After trudging through streets of snow slush, we arrived at the warmly-lit Hansa’s Vegetarian Restaurant, located on North Road towards Chapel town, and away from the plethora of chain restaurants that bedeck Leeds City Centre. Hansa’s is a family-run restaurant which prides itself on authentic and distinct cuisine from the Gujarat region of India. Considering that I have never been to a wholly vegetarian restaurant, and embarrassingly have only ever eaten Indian food from a take-out, I was intrigued as to how Hansa’s would perform.
Upon arrival we were greeted by Hansa’s all-female staff beautifully dressed in traditional Indian saris, along with the delicate scent of incense and tealights. The décor was modest and homely, with dark wood furniture, pink striped carpet and a tented ceiling. For a Saturday night the restaurant was reasonably busy with a mix of couples and families, and the atmosphere was welcoming and relaxed.
Whilst the menu was not hugely extensive, for my vegetarian companions who are accustomed to only being able to eat a couple of dishes, they were obviously spoilt for choice! For those unable to pick one of two dishes, Hansa’s offers complete meals to share with your table which would have been a good option. The starters were the most enticing and inventive, and all under £7. My housemate spared the main course options and ordered two; first, a deep-fried beef tomato stuffed with spicy paneer masala and tamarind sauce, and then a Gujarati steamed rice-cake made with red and green-pepper chutneys. I ordered mixed vegetables in a rice pancake, washed down with cinnamon tinged masala chai tea. The pancake was deliciously crispy and offset by the medley of lightly spiced vegetables inside, and all the food was fresh and nutritious, if a little heavy on the spice for my palate.
The main courses consisted of simple fresh vegetable or daal curries, accompanied by rice or chapattis. I ordered a cauliflower, carrot, potato and pea curry which was beautifully cooked but any delicate flavours were overshadowed by the domineering heat from the spice.

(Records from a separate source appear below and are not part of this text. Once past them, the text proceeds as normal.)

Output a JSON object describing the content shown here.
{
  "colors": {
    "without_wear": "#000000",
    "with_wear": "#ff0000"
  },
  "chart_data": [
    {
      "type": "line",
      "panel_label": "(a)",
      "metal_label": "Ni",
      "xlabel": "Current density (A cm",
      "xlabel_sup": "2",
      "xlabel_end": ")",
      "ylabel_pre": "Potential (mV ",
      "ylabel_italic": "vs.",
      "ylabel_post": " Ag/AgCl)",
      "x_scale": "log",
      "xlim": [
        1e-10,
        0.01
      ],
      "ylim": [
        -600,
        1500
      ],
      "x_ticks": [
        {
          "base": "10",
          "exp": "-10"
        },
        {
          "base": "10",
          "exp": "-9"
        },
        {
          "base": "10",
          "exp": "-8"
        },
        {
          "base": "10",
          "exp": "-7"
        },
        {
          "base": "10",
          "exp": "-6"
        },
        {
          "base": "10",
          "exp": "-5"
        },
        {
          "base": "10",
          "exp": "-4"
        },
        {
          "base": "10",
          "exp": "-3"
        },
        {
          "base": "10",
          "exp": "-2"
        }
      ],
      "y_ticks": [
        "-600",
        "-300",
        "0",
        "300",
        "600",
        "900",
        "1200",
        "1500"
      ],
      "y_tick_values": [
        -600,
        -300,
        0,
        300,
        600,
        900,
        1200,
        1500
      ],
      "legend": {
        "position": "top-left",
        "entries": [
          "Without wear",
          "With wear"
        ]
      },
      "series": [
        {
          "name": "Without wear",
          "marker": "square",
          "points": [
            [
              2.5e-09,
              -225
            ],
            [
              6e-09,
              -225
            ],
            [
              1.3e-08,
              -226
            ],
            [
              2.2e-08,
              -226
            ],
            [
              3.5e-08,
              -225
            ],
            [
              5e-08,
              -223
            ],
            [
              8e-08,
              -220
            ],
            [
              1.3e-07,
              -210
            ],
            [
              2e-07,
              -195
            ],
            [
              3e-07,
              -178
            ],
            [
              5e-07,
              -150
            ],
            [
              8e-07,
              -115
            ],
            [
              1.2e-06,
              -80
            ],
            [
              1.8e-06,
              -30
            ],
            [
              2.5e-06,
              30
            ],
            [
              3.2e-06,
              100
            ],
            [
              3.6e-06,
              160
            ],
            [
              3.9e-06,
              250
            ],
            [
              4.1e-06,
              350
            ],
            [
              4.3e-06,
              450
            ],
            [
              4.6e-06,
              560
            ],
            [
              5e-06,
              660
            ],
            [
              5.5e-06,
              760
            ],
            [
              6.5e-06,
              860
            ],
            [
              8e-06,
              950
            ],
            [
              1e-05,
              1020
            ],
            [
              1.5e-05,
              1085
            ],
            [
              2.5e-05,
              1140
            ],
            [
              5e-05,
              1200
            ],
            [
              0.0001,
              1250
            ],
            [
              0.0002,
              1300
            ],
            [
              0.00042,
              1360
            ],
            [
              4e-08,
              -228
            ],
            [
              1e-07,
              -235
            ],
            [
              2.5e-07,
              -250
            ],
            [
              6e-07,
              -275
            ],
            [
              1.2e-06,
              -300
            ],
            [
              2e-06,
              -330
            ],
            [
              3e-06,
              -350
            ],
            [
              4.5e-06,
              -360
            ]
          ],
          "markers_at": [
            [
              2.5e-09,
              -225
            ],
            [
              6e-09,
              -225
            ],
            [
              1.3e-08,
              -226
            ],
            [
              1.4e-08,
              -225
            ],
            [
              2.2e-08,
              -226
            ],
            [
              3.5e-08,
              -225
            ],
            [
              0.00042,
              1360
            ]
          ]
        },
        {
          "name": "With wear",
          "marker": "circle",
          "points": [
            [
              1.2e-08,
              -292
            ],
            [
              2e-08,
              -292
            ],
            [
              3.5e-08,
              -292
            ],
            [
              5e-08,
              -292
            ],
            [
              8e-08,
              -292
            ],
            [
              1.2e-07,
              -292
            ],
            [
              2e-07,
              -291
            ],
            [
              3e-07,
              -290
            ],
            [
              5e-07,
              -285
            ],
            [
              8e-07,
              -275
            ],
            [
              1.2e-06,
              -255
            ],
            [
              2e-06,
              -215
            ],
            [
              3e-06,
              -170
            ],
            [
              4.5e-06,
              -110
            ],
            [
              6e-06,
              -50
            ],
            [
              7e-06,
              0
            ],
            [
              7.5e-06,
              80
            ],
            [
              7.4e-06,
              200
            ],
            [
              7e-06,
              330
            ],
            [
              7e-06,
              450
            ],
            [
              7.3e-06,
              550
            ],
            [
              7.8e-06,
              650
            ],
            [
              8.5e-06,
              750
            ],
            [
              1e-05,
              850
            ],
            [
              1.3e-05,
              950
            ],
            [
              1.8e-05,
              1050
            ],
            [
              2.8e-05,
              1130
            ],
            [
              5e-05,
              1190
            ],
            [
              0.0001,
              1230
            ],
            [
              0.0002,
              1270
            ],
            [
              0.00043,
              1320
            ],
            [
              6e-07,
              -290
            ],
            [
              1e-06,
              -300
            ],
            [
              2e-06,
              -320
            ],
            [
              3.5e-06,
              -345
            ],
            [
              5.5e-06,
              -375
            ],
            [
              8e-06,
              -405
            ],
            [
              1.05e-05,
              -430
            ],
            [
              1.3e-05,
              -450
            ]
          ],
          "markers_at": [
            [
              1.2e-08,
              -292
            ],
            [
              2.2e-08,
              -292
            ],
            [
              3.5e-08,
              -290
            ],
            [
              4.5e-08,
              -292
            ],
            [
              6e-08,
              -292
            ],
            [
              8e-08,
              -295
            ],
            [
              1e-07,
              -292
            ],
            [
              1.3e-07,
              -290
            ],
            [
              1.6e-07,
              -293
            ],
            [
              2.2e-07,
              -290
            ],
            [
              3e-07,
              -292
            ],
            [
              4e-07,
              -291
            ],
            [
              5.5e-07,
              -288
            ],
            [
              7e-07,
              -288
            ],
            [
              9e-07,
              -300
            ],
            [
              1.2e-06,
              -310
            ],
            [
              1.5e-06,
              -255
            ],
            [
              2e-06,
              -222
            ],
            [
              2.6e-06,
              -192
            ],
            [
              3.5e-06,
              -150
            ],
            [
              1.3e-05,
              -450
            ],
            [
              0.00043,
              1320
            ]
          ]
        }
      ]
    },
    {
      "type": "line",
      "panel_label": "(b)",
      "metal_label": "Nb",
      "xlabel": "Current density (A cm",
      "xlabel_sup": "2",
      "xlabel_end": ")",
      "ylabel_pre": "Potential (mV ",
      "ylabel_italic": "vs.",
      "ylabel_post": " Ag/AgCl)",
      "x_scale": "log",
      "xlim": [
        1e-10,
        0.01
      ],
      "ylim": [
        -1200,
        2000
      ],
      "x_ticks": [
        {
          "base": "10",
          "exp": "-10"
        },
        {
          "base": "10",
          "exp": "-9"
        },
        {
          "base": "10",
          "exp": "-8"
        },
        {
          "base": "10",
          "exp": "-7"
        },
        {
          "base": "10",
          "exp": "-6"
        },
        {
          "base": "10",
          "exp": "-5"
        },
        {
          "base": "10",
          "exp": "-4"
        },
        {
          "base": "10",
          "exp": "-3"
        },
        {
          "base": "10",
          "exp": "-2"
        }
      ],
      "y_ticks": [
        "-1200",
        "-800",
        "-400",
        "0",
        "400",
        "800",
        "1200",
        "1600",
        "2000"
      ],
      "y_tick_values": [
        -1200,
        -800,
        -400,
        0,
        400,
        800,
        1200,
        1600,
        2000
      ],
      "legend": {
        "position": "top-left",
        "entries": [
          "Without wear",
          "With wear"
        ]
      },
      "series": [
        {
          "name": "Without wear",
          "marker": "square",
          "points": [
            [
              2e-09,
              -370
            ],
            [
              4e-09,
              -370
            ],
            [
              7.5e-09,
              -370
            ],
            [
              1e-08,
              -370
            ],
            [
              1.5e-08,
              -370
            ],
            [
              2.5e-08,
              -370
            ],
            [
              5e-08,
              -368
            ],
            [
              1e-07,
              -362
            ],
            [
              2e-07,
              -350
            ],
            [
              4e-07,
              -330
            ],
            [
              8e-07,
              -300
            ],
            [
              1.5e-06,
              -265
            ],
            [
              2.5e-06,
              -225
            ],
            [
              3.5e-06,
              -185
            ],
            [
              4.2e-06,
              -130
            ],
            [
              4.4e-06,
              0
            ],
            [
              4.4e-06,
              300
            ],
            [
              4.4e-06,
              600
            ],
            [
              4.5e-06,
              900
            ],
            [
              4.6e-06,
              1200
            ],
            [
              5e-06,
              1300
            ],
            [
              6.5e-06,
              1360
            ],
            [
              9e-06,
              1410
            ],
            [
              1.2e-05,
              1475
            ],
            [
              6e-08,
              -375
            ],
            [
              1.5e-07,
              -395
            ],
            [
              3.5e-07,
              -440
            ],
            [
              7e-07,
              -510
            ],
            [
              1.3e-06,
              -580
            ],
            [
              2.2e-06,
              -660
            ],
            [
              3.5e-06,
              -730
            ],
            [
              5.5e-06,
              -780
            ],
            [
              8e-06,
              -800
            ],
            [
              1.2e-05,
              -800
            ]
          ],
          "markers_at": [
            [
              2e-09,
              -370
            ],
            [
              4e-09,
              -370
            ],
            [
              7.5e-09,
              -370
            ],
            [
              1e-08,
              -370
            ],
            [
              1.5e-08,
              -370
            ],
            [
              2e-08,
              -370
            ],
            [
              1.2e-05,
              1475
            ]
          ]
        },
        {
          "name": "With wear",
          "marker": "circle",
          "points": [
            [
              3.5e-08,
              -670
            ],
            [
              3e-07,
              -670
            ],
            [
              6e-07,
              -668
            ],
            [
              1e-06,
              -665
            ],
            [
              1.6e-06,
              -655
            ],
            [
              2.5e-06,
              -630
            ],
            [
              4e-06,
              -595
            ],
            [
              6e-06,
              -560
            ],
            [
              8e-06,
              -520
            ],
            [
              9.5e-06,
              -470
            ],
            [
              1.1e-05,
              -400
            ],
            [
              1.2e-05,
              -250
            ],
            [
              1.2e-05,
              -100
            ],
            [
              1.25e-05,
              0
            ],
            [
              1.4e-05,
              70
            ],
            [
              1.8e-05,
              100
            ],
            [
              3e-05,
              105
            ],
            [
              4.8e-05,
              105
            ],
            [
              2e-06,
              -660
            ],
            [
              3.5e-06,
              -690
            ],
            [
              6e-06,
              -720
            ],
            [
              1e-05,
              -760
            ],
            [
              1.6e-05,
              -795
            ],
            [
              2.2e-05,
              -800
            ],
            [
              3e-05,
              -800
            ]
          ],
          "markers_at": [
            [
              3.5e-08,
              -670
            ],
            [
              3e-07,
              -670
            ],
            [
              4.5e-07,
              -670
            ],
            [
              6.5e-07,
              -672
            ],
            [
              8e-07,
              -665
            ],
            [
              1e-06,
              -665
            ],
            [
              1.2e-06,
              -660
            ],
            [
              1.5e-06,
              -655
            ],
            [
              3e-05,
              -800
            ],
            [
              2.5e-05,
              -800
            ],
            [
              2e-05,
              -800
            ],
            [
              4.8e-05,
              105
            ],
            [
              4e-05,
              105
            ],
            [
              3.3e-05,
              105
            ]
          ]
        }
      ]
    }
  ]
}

The dessert menu was vast and included several vegan options, but overall we felt they were overpriced and disappointing; two slices of tinned pineapple sandwiching a scoop of vanilla ice cream felt a little uninspiring compared to the ingenious heights at which we had started our meal with. Nevertheless, my companion’s ‘gulab jambu’ desert of milk powder balls fried and doused in syrup was more enjoyable, if still on the small side.
Hansa’s triumphs in offering traditional and accessible Indian food and for demonstrating the potential of vegetarian cuisine. Whilst not geared to a student market, for those feeling experimental or in need of a nutrient-boost to tide them through the winter, Hansa’s is a pleasant choice with a soothing ambience. The starters in particular offer a tantalising array of unique flavour and texture combinations and a glimpse into the diversity of Indian cuisine beyond the stereotypical chicken tikka masala and poppadum fest!